特に重要となるのが、過半数の議決権です。

この場合、いつでも代表取締役を解任することができるようになるからです。いくら創業者であるといっても、この議決にはしたが従わなければいけません。

つまり、過半数の議決権を確保すれば、誰でもいわゆる企業の乗っ取りを行うことができるわけです。

ですから、企業側としてはいくら資本を増やしたいからといっても、過半数の株式は自分たちで保有しておいたほうがよいのです。

さらに、3分の2以上の株式を保有している場合には、より重要な判断を行う特別決議も単独で成立させることができるようになります。
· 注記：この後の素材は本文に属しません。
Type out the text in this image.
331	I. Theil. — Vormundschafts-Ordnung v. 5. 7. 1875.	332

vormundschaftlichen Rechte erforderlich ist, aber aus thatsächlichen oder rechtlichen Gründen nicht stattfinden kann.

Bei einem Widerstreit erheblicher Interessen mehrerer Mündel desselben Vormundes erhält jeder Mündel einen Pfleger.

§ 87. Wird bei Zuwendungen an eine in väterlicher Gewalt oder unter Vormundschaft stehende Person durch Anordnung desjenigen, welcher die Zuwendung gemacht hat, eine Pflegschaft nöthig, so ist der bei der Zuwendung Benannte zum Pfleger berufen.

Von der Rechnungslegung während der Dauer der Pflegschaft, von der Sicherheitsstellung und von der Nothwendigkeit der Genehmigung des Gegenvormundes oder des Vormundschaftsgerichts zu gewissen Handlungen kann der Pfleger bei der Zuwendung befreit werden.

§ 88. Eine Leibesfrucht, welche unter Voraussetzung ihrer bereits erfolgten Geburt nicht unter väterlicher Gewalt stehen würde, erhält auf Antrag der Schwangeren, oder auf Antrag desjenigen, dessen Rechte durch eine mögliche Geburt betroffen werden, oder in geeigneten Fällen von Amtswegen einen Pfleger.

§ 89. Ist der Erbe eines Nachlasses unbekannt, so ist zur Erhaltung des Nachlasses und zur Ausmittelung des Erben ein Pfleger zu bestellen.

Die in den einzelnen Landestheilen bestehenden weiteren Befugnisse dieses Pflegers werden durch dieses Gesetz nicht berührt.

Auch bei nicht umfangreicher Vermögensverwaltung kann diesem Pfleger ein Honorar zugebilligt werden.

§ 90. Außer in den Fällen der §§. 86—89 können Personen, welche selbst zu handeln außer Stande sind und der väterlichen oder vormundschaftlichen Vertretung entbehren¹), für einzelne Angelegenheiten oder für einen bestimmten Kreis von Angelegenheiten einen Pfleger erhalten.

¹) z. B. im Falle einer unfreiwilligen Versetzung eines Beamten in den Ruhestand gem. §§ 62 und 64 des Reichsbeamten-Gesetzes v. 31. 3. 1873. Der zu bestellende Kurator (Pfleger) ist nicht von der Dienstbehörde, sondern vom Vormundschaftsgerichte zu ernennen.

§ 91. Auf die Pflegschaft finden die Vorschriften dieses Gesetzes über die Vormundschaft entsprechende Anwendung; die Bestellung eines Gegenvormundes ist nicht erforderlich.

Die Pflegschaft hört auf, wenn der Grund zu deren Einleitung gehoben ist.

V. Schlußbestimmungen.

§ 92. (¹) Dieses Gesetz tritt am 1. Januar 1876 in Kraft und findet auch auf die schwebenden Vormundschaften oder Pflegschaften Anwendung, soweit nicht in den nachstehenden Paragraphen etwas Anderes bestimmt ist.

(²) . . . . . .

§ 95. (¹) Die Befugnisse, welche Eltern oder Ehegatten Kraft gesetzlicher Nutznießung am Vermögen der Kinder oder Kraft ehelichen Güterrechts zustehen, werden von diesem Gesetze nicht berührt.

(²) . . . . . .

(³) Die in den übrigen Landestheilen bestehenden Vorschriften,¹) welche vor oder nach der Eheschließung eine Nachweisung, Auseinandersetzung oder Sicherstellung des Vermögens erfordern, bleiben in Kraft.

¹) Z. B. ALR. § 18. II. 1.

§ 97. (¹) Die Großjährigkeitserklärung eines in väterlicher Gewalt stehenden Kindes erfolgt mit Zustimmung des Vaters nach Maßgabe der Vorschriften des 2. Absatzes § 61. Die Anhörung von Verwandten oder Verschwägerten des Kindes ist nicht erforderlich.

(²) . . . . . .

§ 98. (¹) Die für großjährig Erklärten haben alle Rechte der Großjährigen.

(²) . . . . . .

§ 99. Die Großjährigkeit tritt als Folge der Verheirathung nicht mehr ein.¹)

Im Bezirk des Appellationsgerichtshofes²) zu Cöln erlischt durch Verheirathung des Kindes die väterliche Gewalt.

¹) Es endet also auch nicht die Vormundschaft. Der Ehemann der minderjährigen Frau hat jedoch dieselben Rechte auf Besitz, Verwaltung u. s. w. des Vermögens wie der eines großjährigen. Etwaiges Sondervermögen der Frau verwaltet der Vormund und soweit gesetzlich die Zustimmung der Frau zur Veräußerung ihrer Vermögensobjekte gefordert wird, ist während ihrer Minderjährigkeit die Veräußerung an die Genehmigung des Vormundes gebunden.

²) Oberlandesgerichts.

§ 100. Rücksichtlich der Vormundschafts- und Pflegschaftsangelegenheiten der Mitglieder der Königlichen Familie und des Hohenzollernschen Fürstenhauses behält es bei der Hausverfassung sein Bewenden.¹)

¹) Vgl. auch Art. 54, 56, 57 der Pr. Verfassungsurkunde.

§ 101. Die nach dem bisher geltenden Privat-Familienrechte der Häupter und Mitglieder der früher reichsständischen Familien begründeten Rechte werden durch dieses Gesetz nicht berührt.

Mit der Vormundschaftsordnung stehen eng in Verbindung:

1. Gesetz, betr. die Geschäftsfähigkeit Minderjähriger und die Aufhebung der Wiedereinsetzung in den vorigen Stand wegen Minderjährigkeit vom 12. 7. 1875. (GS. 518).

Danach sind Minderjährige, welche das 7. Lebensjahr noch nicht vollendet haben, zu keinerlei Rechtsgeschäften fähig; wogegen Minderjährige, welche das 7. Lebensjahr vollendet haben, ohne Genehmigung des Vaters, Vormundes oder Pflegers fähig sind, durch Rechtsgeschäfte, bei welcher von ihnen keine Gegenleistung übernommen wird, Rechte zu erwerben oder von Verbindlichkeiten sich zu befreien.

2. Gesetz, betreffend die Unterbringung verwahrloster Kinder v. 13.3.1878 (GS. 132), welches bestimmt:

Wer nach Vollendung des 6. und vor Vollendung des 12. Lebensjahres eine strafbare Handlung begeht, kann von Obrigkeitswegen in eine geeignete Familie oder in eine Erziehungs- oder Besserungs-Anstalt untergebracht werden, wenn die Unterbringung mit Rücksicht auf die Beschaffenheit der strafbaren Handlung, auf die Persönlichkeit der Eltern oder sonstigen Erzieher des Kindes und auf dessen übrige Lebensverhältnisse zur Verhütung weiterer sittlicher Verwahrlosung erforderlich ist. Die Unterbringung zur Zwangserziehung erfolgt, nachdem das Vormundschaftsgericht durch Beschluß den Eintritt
よりより自由な経営を行っていくには、このあたりが目安のラインとなるでしょう。

出資には返済義務がなく、集めやすいというメリットがありますが、一方でこういった配分を考えておかなければならないのが企業側のリスクといえるでしょう。

しかし、ここで問題があります。

つねに自己資金で過半数の株式を保有しておくということは、出資で集められる金額はそれ以下になってしまう、ということです。

それでは、不十分に感じる経営者も多いでしょう。

そこで、もうひとつのポイントとなるのが「自益権」です。

自益権というのは、企業に利益を請求することができる権利のことです。特に重要となるのが、配当金を優先して受け取ることができる権利です。これによって、企業が業績を上げれば、その分だけ出資家にも利益を得るチャンスが生まれることになります。

この自益権をつける代わりに、企業は共益権のない「無議決権株式」を発行することができます。この株式は2分の1まで発行できるので、経営側としてはその半分の4分の1以上を押さえておけば、議決権を手放すことがなくなるわけです。

出資家には、大口の投資で経営にも参加を要求する「ベンチャーキャピタル」と、小口の投資で経営にはほとんどかかわらない「エンジェル投資家」の2種類があります。

出資を受けるさいには、企業はこのような出資家の性格についてもよく考えておく必要があるのです。